In considering potential avenues for achieving a listing on a stock exchange, a concept that is commonly promoted is that of a ‘back door listing’. This is particularly so given that the number of initial public offerings (IPOs), or ‘front door listings’, has declined significantly and companies are seeking alternatives for taking the next step to become a publicly listed company.
A back door listing can take a number of forms, but typically involves a listed entity (that has often wound down its operations and is subject to a suspension of trading in its securities) acquiring an unlisted entity or its assets and in exchange issuing shares in the listed entity to the vendors.

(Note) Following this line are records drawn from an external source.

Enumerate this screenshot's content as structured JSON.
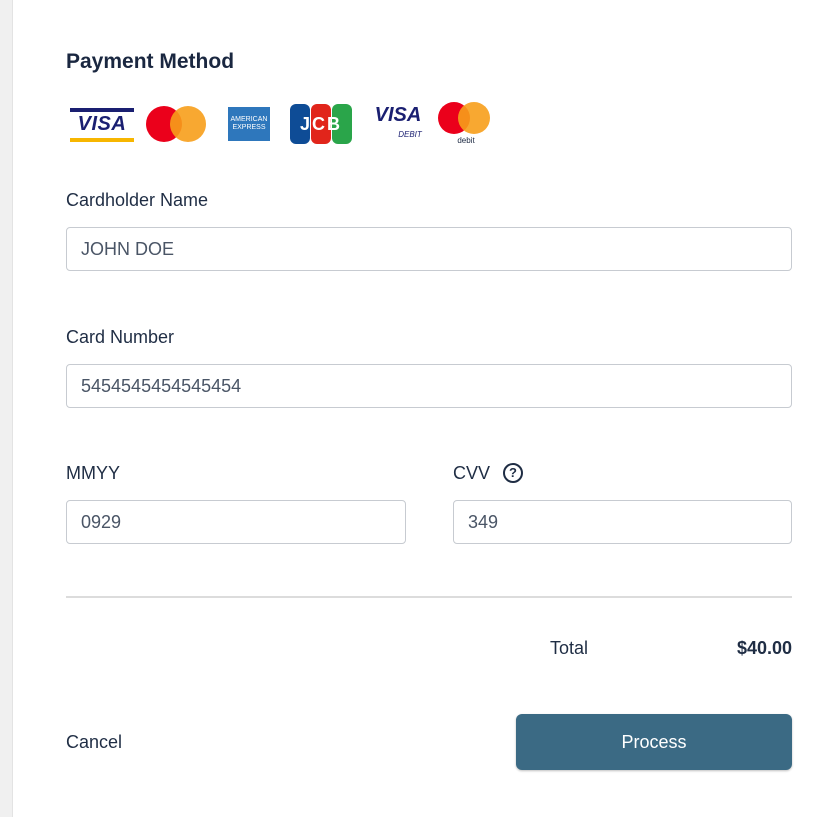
{
  "form": {
    "title": "Payment Method",
    "card_logos": [
      {
        "name": "visa-logo",
        "text": "VISA"
      },
      {
        "name": "mastercard-logo",
        "text": ""
      },
      {
        "name": "amex-logo",
        "text": "AMERICAN EXPRESS"
      },
      {
        "name": "jcb-logo",
        "text": "JCB"
      },
      {
        "name": "visa-debit-logo",
        "text": "VISA",
        "sub": "DEBIT"
      },
      {
        "name": "mastercard-debit-logo",
        "text": "",
        "sub": "debit"
      }
    ],
    "cardholder": {
      "label": "Cardholder Name",
      "value": "JOHN DOE"
    },
    "card_number": {
      "label": "Card Number",
      "value": "5454545454545454"
    },
    "expiry": {
      "label": "MMYY",
      "value": "0929"
    },
    "cvv": {
      "label": "CVV",
      "value": "349",
      "help_icon": "?"
    },
    "total": {
      "label": "Total",
      "value": "$40.00"
    },
    "actions": {
      "cancel": "Cancel",
      "process": "Process"
    }
  },
  "colors": {
    "primary_button": "#3b6a84",
    "text": "#1f2d44",
    "border": "#c7cbd1"
  }
}
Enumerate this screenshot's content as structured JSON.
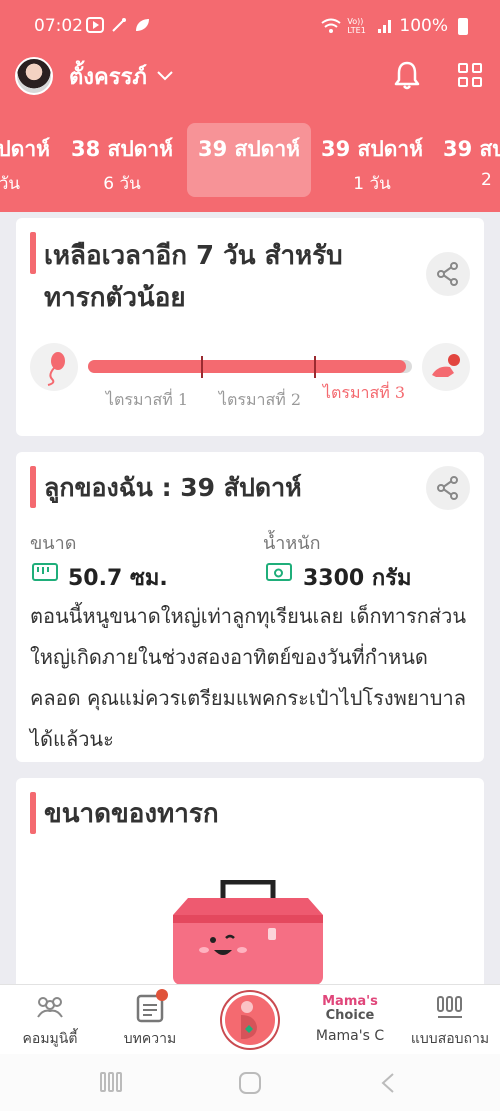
{
  "status_bar": {
    "time": "07:02",
    "carrier": "Vo)) LTE1",
    "battery": "100%"
  },
  "header": {
    "profile_name": "ตั้งครรภ์",
    "weeks": [
      {
        "label": "ปดาห์",
        "sub": "วัน"
      },
      {
        "label": "38 สปดาห์",
        "sub": "6 วัน"
      },
      {
        "label": "39 สปดาห์",
        "sub": ""
      },
      {
        "label": "39 สปดาห์",
        "sub": "1 วัน"
      },
      {
        "label": "39 สบ",
        "sub": "2"
      }
    ],
    "active_week_index": 2
  },
  "countdown_card": {
    "title_line1": "เหลือเวลาอีก 7 วัน สำหรับ",
    "title_line2": "ทารกตัวน้อย",
    "progress_fraction": 0.98,
    "trimesters": [
      "ไตรมาสที่ 1",
      "ไตรมาสที่ 2",
      "ไตรมาสที่ 3"
    ]
  },
  "baby_card": {
    "title": "ลูกของฉัน :  39 สัปดาห์",
    "size_label": "ขนาด",
    "size_value": "50.7 ซม.",
    "weight_label": "น้ำหนัก",
    "weight_value": "3300 กรัม",
    "description": "ตอนนี้หนูขนาดใหญ่เท่าลูกทุเรียนเลย เด็กทารกส่วนใหญ่เกิดภายในช่วงสองอาทิตย์ของวันที่กำหนดคลอด คุณแม่ควรเตรียมแพคกระเป๋าไปโรงพยาบาลได้แล้วนะ"
  },
  "size_card": {
    "title": "ขนาดของทารก"
  },
  "bottom_nav": {
    "items": [
      {
        "label": "คอมมูนิตี้",
        "icon": "community-icon"
      },
      {
        "label": "บทความ",
        "icon": "article-icon"
      },
      {
        "label": "",
        "icon": "pregnancy-icon"
      },
      {
        "label": "Mama's C",
        "icon": "mamas-choice-logo",
        "logo_top": "Mama's",
        "logo_bottom": "Choice"
      },
      {
        "label": "แบบสอบถาม",
        "icon": "survey-icon"
      }
    ]
  },
  "colors": {
    "accent": "#f46a70",
    "green": "#1fae7a"
  }
}
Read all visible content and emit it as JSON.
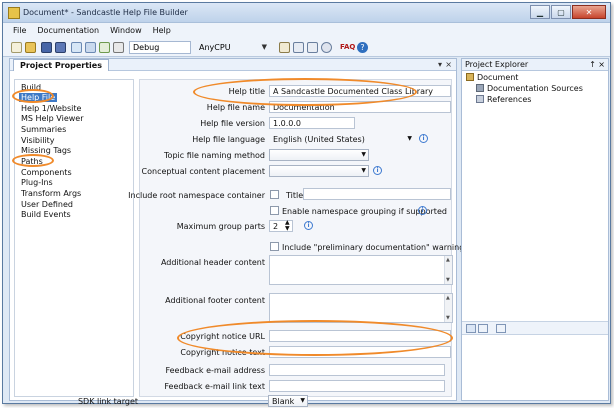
{
  "window": {
    "title": "Document* - Sandcastle Help File Builder"
  },
  "menu": [
    "File",
    "Documentation",
    "Window",
    "Help"
  ],
  "toolbar": {
    "config": "Debug",
    "platform": "AnyCPU",
    "faq": "FAQ"
  },
  "project_properties": {
    "tab": "Project Properties",
    "pin": "▾",
    "close": "×",
    "categories": [
      "Build",
      "Help File",
      "Help 1/Website",
      "MS Help Viewer",
      "Summaries",
      "Visibility",
      "Missing Tags",
      "Paths",
      "Components",
      "Plug-Ins",
      "Transform Args",
      "User Defined",
      "Build Events"
    ],
    "selected_category": "Help File",
    "labels": {
      "help_title": "Help title",
      "help_file_name": "Help file name",
      "help_file_version": "Help file version",
      "help_file_language": "Help file language",
      "topic_naming": "Topic file naming method",
      "content_placement": "Conceptual content placement",
      "root_ns": "Include root namespace container",
      "title_label": "Title",
      "ns_grouping": "Enable namespace grouping if supported",
      "max_group": "Maximum group parts",
      "prelim": "Include \"preliminary documentation\" warning",
      "header": "Additional header content",
      "footer": "Additional footer content",
      "copyright_url": "Copyright notice URL",
      "copyright_text": "Copyright notice text",
      "feedback_email": "Feedback e-mail address",
      "feedback_link": "Feedback e-mail link text",
      "sdk_target": "SDK link target"
    },
    "values": {
      "help_title": "A Sandcastle Documented Class Library",
      "help_file_name": "Documentation",
      "help_file_version": "1.0.0.0",
      "help_file_language": "English (United States)",
      "topic_naming": "",
      "content_placement": "",
      "title_value": "",
      "max_group": "2",
      "copyright_url": "",
      "copyright_text": "",
      "feedback_email": "",
      "feedback_link": "",
      "sdk_target": "Blank"
    }
  },
  "project_explorer": {
    "title": "Project Explorer",
    "pin": "↑",
    "close": "×",
    "items": [
      "Document",
      "Documentation Sources",
      "References"
    ]
  }
}
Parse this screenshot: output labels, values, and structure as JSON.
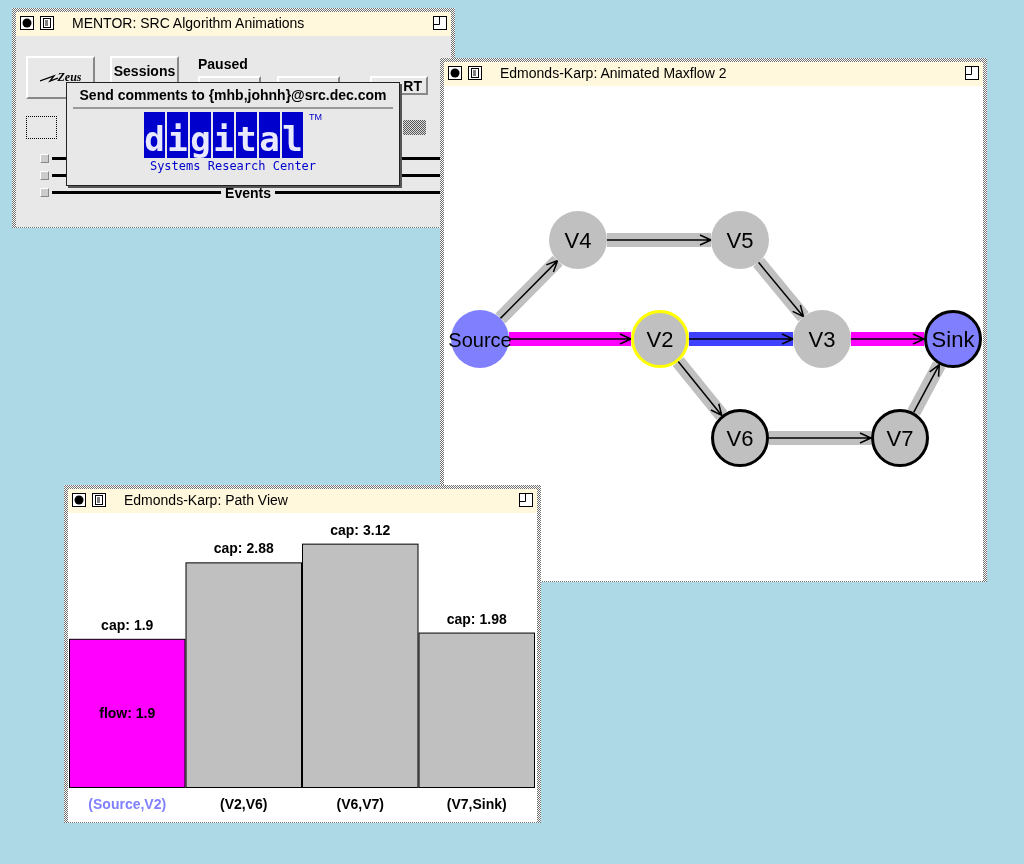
{
  "mentor": {
    "title": "MENTOR: SRC Algorithm Animations",
    "logo_button": "Zeus",
    "sessions_button": "Sessions",
    "status": "Paused",
    "control_button": "RT",
    "option_checked": false,
    "tracks": [
      {
        "kind": "plain",
        "checked": false
      },
      {
        "kind": "plain",
        "checked": false
      },
      {
        "kind": "labeled",
        "label": "Events",
        "checked": false
      }
    ]
  },
  "popup": {
    "message": "Send comments to {mhb,johnh}@src.dec.com",
    "logo_letters": [
      "d",
      "i",
      "g",
      "i",
      "t",
      "a",
      "l"
    ],
    "trademark": "TM",
    "caption": "Systems Research Center"
  },
  "graph_window": {
    "title": "Edmonds-Karp: Animated Maxflow 2",
    "nodes": [
      {
        "label": "Source",
        "color": "#8080ff",
        "current": false,
        "finished": false
      },
      {
        "label": "V2",
        "color": "#c0c0c0",
        "current": true,
        "finished": false
      },
      {
        "label": "V3",
        "color": "#c0c0c0",
        "current": false,
        "finished": false
      },
      {
        "label": "Sink",
        "color": "#8080ff",
        "current": false,
        "finished": true
      },
      {
        "label": "V4",
        "color": "#c0c0c0",
        "current": false,
        "finished": false
      },
      {
        "label": "V5",
        "color": "#c0c0c0",
        "current": false,
        "finished": false
      },
      {
        "label": "V6",
        "color": "#c0c0c0",
        "current": false,
        "finished": true
      },
      {
        "label": "V7",
        "color": "#c0c0c0",
        "current": false,
        "finished": true
      }
    ],
    "edges": [
      {
        "color": "#c0c0c0"
      },
      {
        "color": "#c0c0c0"
      },
      {
        "color": "#c0c0c0"
      },
      {
        "color": "#ff00ff"
      },
      {
        "color": "#4040ff"
      },
      {
        "color": "#ff00ff"
      },
      {
        "color": "#c0c0c0"
      },
      {
        "color": "#c0c0c0"
      },
      {
        "color": "#c0c0c0"
      }
    ]
  },
  "path_view": {
    "title": "Edmonds-Karp: Path View",
    "bar_states": [
      {
        "color": "#ff00ff",
        "highlighted": true,
        "annotation": "flow: 1.9"
      },
      {
        "color": "#c0c0c0",
        "highlighted": false
      },
      {
        "color": "#c0c0c0",
        "highlighted": false
      },
      {
        "color": "#c0c0c0",
        "highlighted": false
      }
    ],
    "chart_data": {
      "type": "bar",
      "categories": [
        "(Source,V2)",
        "(V2,V6)",
        "(V6,V7)",
        "(V7,Sink)"
      ],
      "series": [
        {
          "name": "cap:",
          "values": [
            1.9,
            2.88,
            3.12,
            1.98
          ]
        }
      ],
      "data_labels": true
    }
  }
}
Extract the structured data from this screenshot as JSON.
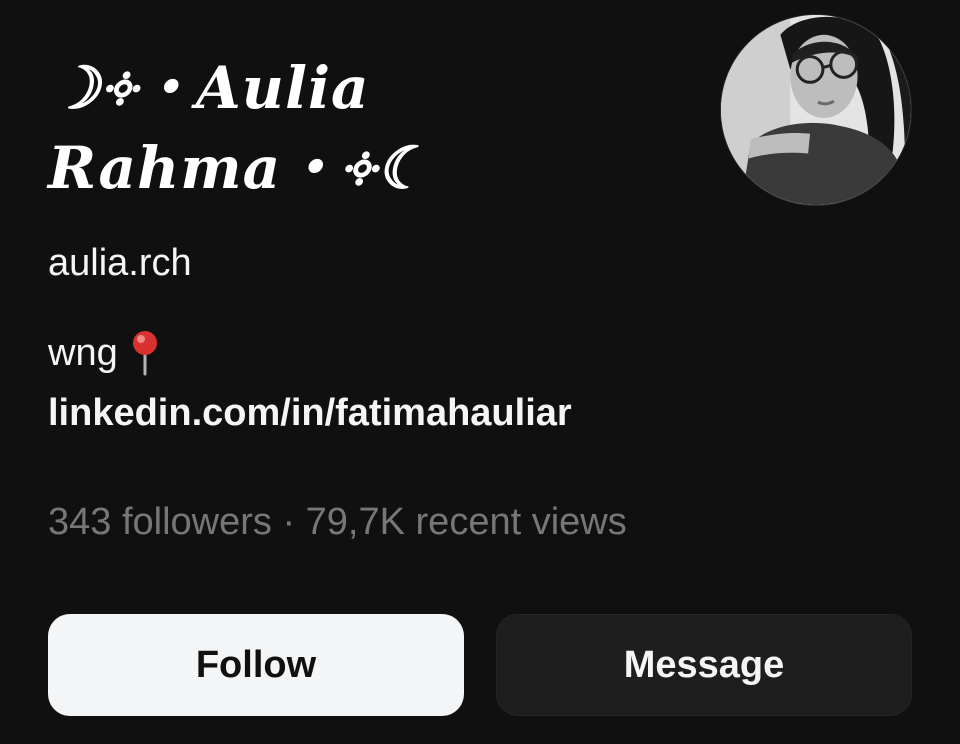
{
  "profile": {
    "display_name_line1": "☽༓・Aulia",
    "display_name_line2": "Rahma・༓☾",
    "username": "aulia.rch",
    "bio_text": "wng",
    "bio_icon": "round-pushpin-icon",
    "link": "linkedin.com/in/fatimahauliar",
    "stats": "343 followers · 79,7K recent views",
    "avatar": "profile-photo"
  },
  "actions": {
    "follow_label": "Follow",
    "message_label": "Message"
  },
  "colors": {
    "background": "#101010",
    "primary_text": "#f3f5f7",
    "secondary_text": "#777777",
    "follow_bg": "#f3f5f7",
    "message_bg": "#1e1e1e",
    "pin_red": "#d9312f"
  }
}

The shareholders in the unlisted entity will usually control the listed entity following completion of the back door listing.
Back door listings are often promoted as a cheaper and quicker route to achieve a listing. This is not necessarily the case and, for a listing on ASX, the requirements set out in Chapter 11 of the Listing Rules can result in costs and timing pressures that may be greater than those experienced for an IPO. At the discretion of the ASX, this may include having to obtain shareholder approval and, potentially, having to re-satisfy the admission requirements (e.g. by requiring a prospectus), becoming a ‘de facto IPO’.
Some of the key advantages and disadvantages are highlighted in the attached tables.
Although a back door listing may be appropriate in some circumstances, the process should be treated with care, appropriate due diligence on the listed entity should be conducted, and the board and owners of the unlisted entity should consider whether an IPO may be the better way to achieve a listing.